Moreover, the court also found aggravating factors one, three, and nine. N.J.S.A. 2C:44-1a(1) (nature and circumstances of the offenses), N.J.S.A. 2C:44-1a(3) (likelihood defendant will commit another offense), and N.J.S.A. 2C:44-1a(9) (need to deter defendant and others from violating the law). The court found no mitigating factors. The court gave defendant's criminal history minimal weight. Defendant has not shown that if the minimal weight given to aggravating factor six was eliminated from the analysis, a different sentence would probably have been imposed.

In addition, defendant's claim that his trial counsel erred by failing to seek concurrent sentences on counts one and two is without merit. In defendant's direct appeal, we rejected defendant's claim that the court erred by imposing consecutive sentences for the offenses related to the two drug sales. We stated that the court had properly applied the criteria established in State v. Yarbough, 100 N.J. 627, 630 (1985), cert. denied, 475 U.S. 1014, 106 S. Ct. 1193, 89 L. Ed. 2d 308 (1986), and the record supported the court's determination that the two offenses were not committed in a single period of aberrant behavior. Rosario, supra, No. A-5161-09 (slip op. at 13-16). Defendant has not shown that counsel erred by failing to argue for concurrent terms on counts one and two, or that concurrent terms probably would have been imposed if that issue were raised.

Furthermore, defendant's claim that counsel should have sought a shorter sentence based upon the sentence imposed upon Larregui is without merit. Defendant argues that the sentence imposed upon Larregui was "shockingly disparate."

We addressed this issue in defendant's direct appeal, holding that "defendant and Larregui were not similarly situated for sentencing purposes, and there was no impermissible disparity between the sentences imposed upon them." Ibid. (slip op. at 17). Thus, trial counsel did not err by failing to raise this meritless issue at sentencing, and defendant has not shown that a shorter sentence would have been imposed if the issue had been raised.

Defendant further argues that his trial counsel was deficient because he failed to communicate with him sufficiently and did not provide him with discovery. He claims that he was deprived of his ability to assist in his own defense, and he was prevented from raising a defense of entrapment. The contention is without merit.

A defendant seeking PCR "must do more than make bald assertions that he was denied the effective assistance of counsel." State v. Cummings, 321 N.J. Super. 154, 170 (App. Div.), certif. denied, 162 N.J. 199 (1999). Here, there is no factual support for defendant's claim that his attorney failed to communicate with him or provide him with discovery.

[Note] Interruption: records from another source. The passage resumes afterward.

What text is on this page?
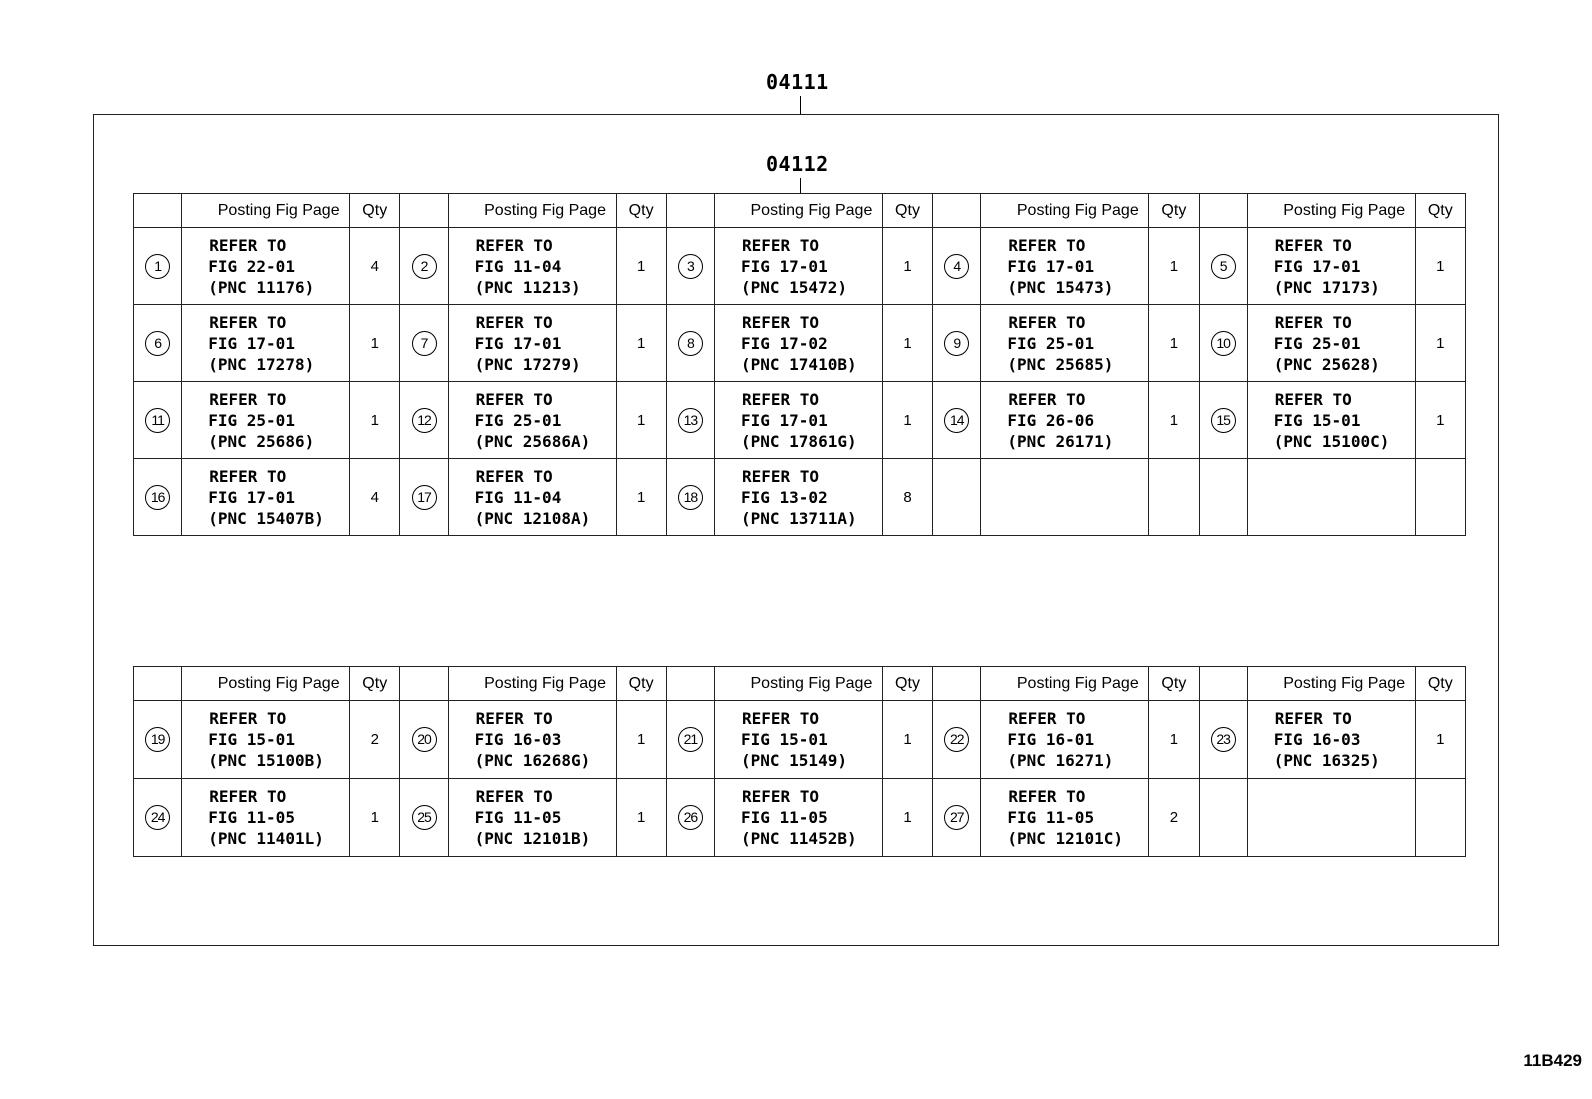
04111
04112
	Posting Fig Page	Qty		Posting Fig Page	Qty		Posting Fig Page	Qty		Posting Fig Page	Qty		Posting Fig Page	Qty
1	REFER TO
FIG 22-01
(PNC 11176)	4	2	REFER TO
FIG 11-04
(PNC 11213)	1	3	REFER TO
FIG 17-01
(PNC 15472)	1	4	REFER TO
FIG 17-01
(PNC 15473)	1	5	REFER TO
FIG 17-01
(PNC 17173)	1
6	REFER TO
FIG 17-01
(PNC 17278)	1	7	REFER TO
FIG 17-01
(PNC 17279)	1	8	REFER TO
FIG 17-02
(PNC 17410B)	1	9	REFER TO
FIG 25-01
(PNC 25685)	1	10	REFER TO
FIG 25-01
(PNC 25628)	1
11	REFER TO
FIG 25-01
(PNC 25686)	1	12	REFER TO
FIG 25-01
(PNC 25686A)	1	13	REFER TO
FIG 17-01
(PNC 17861G)	1	14	REFER TO
FIG 26-06
(PNC 26171)	1	15	REFER TO
FIG 15-01
(PNC 15100C)	1
16	REFER TO
FIG 17-01
(PNC 15407B)	4	17	REFER TO
FIG 11-04
(PNC 12108A)	1	18	REFER TO
FIG 13-02
(PNC 13711A)	8						
	Posting Fig Page	Qty		Posting Fig Page	Qty		Posting Fig Page	Qty		Posting Fig Page	Qty		Posting Fig Page	Qty
19	REFER TO
FIG 15-01
(PNC 15100B)	2	20	REFER TO
FIG 16-03
(PNC 16268G)	1	21	REFER TO
FIG 15-01
(PNC 15149)	1	22	REFER TO
FIG 16-01
(PNC 16271)	1	23	REFER TO
FIG 16-03
(PNC 16325)	1
24	REFER TO
FIG 11-05
(PNC 11401L)	1	25	REFER TO
FIG 11-05
(PNC 12101B)	1	26	REFER TO
FIG 11-05
(PNC 11452B)	1	27	REFER TO
FIG 11-05
(PNC 12101C)	2			
11B429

Furthermore, the transcript of the court's March 15, 2004 status conference suggests that defense counsel had conferred with counsel, and defendant did not object when his attorney stated that no affirmative defenses would be raised. In addition, defendant has not shown that the facts would have supported an entrapment defense, or that such a defense would have succeeded if raised.

We also reject defendant's argument that the PCR court erred by failing to conduct an evidentiary hearing in this matter. A defendant is entitled to an evidentiary hearing on a PCR petition when he or she establishes a prima facie case for PCR, there are material issues in dispute that cannot be resolved based on the existing record, and the court determines that a hearing is necessary to resolve the claims presented. State v. Porter, 216 N.J. 343, 354 (2013) (citing R. 3:22-10(b)). Because defendant failed to establish a prima facie case for relief, and the existing record was sufficient to resolve his claims, an evidentiary hearing was not required.

In view of our decision, we need not address defendant's contention that his claims are not subject to the procedural bar in Rule 3:22-4 for grounds for relief that were not raised in prior proceedings, or the State's contention that certain sentencing issues are barred by Rule 3:22-5, because they were adjudicated in defendant's direct appeal.

Affirmed.


1 Co-defendant Luis Larregui, who is also known as David Junior, was charged in counts two through nine, as well as count ten of the indictment. He pled guilty to count two, and the other charges were dismissed.

2 Miranda v. Arizona, 384 U.S. 436, 86 S. Ct. 1602, 16 L. Ed. 2d 694 (1966).